Exons

class fac.CodingExon(gene_idx: int, acceptor: int, donor: int, prev_donor: int, next_acceptor: int, phase_start: int)

Represents a coding exon in a gene. Can be constitutive or alternative.

To load these, see `load_long_canonical_internal_coding_exons`.

Parameters:
  • gene_idx – Index of the gene in the validation set

  • acceptor – Position of the acceptor site. Start of the exon

  • donor – Position of the donor site. Note: not the same as the “end” of the exon since that’s exclusive

  • prev_donor – Position of the previous donor site

  • next_acceptor – Position of the next acceptor site

  • phase_start – The phase of the start of the exon, 0, 1, or 2. This is relative to the coding frame, i.e., a phase of 1 indicates that the exon starts with a 2mer followed by a codon.

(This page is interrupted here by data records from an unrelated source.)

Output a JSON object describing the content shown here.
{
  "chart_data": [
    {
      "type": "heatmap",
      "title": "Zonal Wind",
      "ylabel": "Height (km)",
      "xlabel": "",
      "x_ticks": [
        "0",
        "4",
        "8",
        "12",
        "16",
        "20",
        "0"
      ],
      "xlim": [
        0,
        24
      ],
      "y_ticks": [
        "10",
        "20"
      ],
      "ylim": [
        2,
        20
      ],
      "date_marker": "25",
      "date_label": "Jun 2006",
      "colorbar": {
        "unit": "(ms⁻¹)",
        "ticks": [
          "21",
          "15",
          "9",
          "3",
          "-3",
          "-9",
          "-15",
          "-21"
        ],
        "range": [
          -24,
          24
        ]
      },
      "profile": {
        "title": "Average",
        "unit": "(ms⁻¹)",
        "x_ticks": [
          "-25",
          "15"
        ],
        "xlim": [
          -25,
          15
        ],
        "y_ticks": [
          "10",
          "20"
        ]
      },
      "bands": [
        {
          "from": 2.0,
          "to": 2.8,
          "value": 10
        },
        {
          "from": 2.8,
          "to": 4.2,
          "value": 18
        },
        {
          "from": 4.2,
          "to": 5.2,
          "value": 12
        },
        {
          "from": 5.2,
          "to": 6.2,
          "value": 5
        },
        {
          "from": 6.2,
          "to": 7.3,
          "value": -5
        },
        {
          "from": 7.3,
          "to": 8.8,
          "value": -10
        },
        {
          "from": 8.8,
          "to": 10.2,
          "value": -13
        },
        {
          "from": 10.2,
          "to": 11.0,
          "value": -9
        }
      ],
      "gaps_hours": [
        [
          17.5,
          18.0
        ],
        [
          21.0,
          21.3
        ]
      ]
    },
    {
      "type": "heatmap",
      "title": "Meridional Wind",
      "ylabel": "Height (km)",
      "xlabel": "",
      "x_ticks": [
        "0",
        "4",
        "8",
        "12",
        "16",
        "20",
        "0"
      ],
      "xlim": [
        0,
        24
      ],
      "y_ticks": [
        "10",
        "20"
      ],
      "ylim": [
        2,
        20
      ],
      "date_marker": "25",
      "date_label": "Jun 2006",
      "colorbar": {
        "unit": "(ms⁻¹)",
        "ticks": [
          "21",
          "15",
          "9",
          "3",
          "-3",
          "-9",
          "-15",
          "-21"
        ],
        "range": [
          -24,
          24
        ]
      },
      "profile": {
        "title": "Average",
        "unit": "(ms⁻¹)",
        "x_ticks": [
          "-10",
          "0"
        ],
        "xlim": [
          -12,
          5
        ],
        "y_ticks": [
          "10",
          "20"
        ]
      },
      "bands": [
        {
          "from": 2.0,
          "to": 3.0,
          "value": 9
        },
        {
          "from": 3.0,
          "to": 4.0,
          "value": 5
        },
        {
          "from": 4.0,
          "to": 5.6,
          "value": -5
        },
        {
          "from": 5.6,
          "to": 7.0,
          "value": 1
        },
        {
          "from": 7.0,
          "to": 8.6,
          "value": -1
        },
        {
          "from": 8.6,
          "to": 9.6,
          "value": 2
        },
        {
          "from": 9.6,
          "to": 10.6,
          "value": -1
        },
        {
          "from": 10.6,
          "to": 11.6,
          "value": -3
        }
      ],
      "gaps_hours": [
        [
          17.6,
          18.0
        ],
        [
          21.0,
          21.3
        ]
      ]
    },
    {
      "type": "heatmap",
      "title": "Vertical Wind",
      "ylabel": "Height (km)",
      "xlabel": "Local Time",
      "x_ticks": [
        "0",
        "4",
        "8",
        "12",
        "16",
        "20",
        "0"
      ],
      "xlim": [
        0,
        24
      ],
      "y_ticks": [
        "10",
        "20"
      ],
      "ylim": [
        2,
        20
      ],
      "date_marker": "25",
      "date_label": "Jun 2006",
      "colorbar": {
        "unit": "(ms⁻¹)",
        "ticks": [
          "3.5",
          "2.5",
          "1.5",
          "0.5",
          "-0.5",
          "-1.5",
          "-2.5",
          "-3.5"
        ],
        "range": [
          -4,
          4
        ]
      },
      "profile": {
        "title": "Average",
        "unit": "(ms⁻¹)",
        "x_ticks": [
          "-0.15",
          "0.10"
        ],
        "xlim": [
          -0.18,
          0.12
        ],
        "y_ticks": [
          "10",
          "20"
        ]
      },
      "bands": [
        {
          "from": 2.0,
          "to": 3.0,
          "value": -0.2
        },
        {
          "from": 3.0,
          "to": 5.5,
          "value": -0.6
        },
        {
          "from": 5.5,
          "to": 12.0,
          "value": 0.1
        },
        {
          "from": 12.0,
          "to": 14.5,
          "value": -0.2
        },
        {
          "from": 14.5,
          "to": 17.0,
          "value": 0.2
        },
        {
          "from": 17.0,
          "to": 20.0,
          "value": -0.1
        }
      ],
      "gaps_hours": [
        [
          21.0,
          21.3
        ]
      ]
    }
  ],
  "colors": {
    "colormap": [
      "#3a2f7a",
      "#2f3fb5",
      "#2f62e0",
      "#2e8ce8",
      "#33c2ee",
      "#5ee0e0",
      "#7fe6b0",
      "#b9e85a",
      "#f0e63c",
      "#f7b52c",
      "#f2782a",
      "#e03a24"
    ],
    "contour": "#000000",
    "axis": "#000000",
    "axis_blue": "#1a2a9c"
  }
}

property all_locations: Tuple[int, int, int, int]

Returns a tuple of the locations of the exon. This is a tuple of the (prev_donor, acceptor, donor, next_acceptor) positions.

Returns:

Tuple[int, int, int, int]. The locations of the exon.

property length: int

Return the length of the exon. This is the number of bases in the exon.

Returns:

int. The length of the exon.

property text

Compute the text of the exon. This is the sequence of the exon in the gene.

Returns:

np.ndarray. The sequence of the exon. Will be of shape (L, 4) where L is the length of the exon.

to_dict()

Convert the exon to a dictionary. This is useful for saving the exon to a file.

Invariant: `CodingExon(**exon.to_dict()) == exon`

Returns:

Dict[str, Any]. The dictionary representation of the exon.

fac.sequence_to_codons(sequence, off=0)

Convert a sequence to codons. If the sequence is a one-hot encoding, it will be converted to integers [0, 1, 2, 3] by taking the argmax along the last axis. The sequence will be sliced from off to the end of the sequence, and then truncated to the nearest multiple of 3.

Parameters:
  • sequence – np.ndarray. The sequence to convert to codons. Should be of shape (N, 4) or (N,).

  • off – int. The offset to start the frame from. Things before this offset will be ignored.

Returns:

np.ndarray. The sequence as codons. Will be of shape ((N - off) // 3, 3).

fac.is_stop(codons)

Compute whether a sequence of codons is a stop codon.

Parameters:

codons – np.ndarray. The codons to check. Should be of shape (N, 3).

Returns:

np.ndarray. A boolean array of shape (N,) where True indicates a stop codon.

fac.all_frames_closed(exon_sequences)

Compute whether all frames are closed for a set of exon sequences.

Parameters:

exon_sequences – List[np.ndarray]. The exon sequences to check. Each sequence should be of shape (N, 4).

Returns:

np.ndarray. A boolean array of shape (N,) where True indicates that all frames are closed.